Nah, that can't be. You are always fine without a seperate /usr. I have MBR and disk has doslabel, no GPT.
Ideally no programs in /usr should be necessary to boot the system. My best guess now is that the problem is /usr/lib. It may be that / can be mounted and that than the booting process at that point becomes more complicated and that /usr/lib is needed. That would explain it, but as I said,at the moment it is just a guess.

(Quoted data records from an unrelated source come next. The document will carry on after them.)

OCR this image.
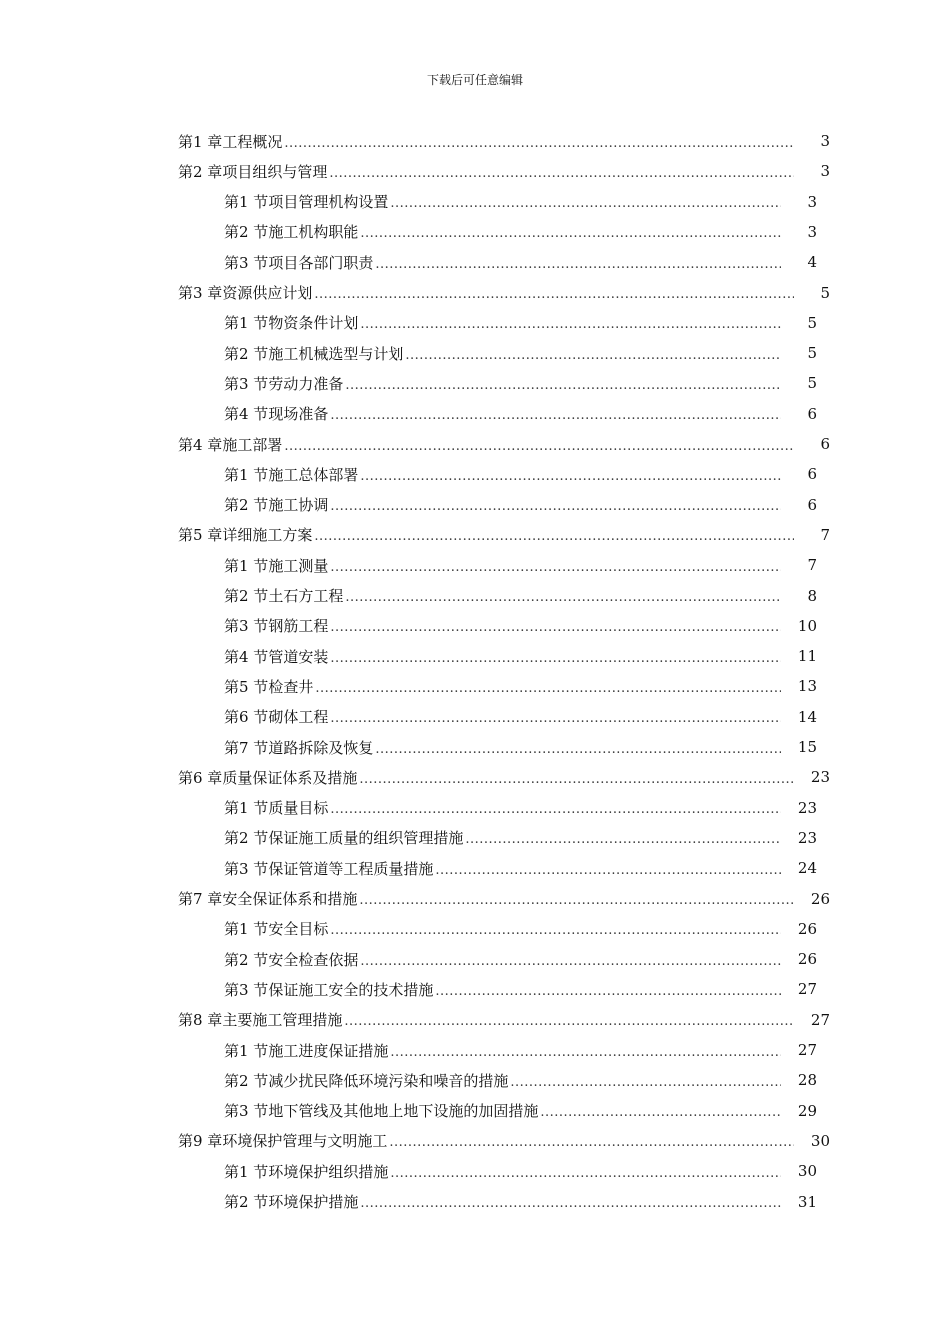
下载后可任意编辑
第1 章 工程概况 .....	3
第2 章 项目组织与管理 .....	3
第1 节 项目管理机构设置 .....	3
第2 节 施工机构职能 .....	3
第3 节 项目各部门职责 .....	4
第3 章 资源供应计划 .....	5
第1 节 物资条件计划 .....	5
第2 节 施工机械选型与计划 .....	5
第3 节 劳动力准备 .....	5
第4 节 现场准备 .....	6
第4 章 施工部署 .....	6
第1 节 施工总体部署 .....	6
第2 节 施工协调 .....	6
第5 章 详细施工方案 .....	7
第1 节 施工测量 .....	7
第2 节 土石方工程 .....	8
第3 节 钢筋工程 .....	10
第4 节 管道安装 .....	11
第5 节 检查井 .....	13
第6 节 砌体工程 .....	14
第7 节 道路拆除及恢复 .....	15
第6 章 质量保证体系及措施 .....	23
第1 节 质量目标 .....	23
第2 节 保证施工质量的组织管理措施 .....	23
第3 节 保证管道等工程质量措施 .....	24
第7 章 安全保证体系和措施 .....	26
第1 节 安全目标 .....	26
第2 节 安全检查依据 .....	26
第3 节 保证施工安全的技术措施 .....	27
第8 章 主要施工管理措施 .....	27
第1 节 施工进度保证措施 .....	27
第2 节 减少扰民降低环境污染和噪音的措施 .....	28
第3 节 地下管线及其他地上地下设施的加固措施 .....	29
第9 章 环境保护管理与文明施工 .....	30
第1 节 环境保护组织措施 .....	30
第2 节 环境保护措施 .....	31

If it were up to me essential system libs would be in lib instead of /usr/lib but possibly udev needs libs in /usr/lib/ Or udev (and maybe eudev). Udev originally handled removable media, and because it did this well it made sense to have udev also handle the harddisks. When udev originally was designed to do its job when the system was already running, and only later got the task of mounting the harddisk it seems less weird that /usr/lib is needed.
These are my thoughts at the moment, but I may be completely and utterly wrong.
My first priority is get my system up and running and I will experiment after that when I know my system is sane.
I now have a working system on my external harddisk including xserver, but there is still a lot to do. I have to configure openbox and get myself a panel (probably lxde-panel). After that I have to explore portage a little more, and when everything is fine I'll put funtoo on my hard disk. Only then is my external drive free to experiment with disklayout filesystems an yes or no initram.
When I find out the gory details I will post them here, or, possibly if it is interesting and usefull write a wiki page.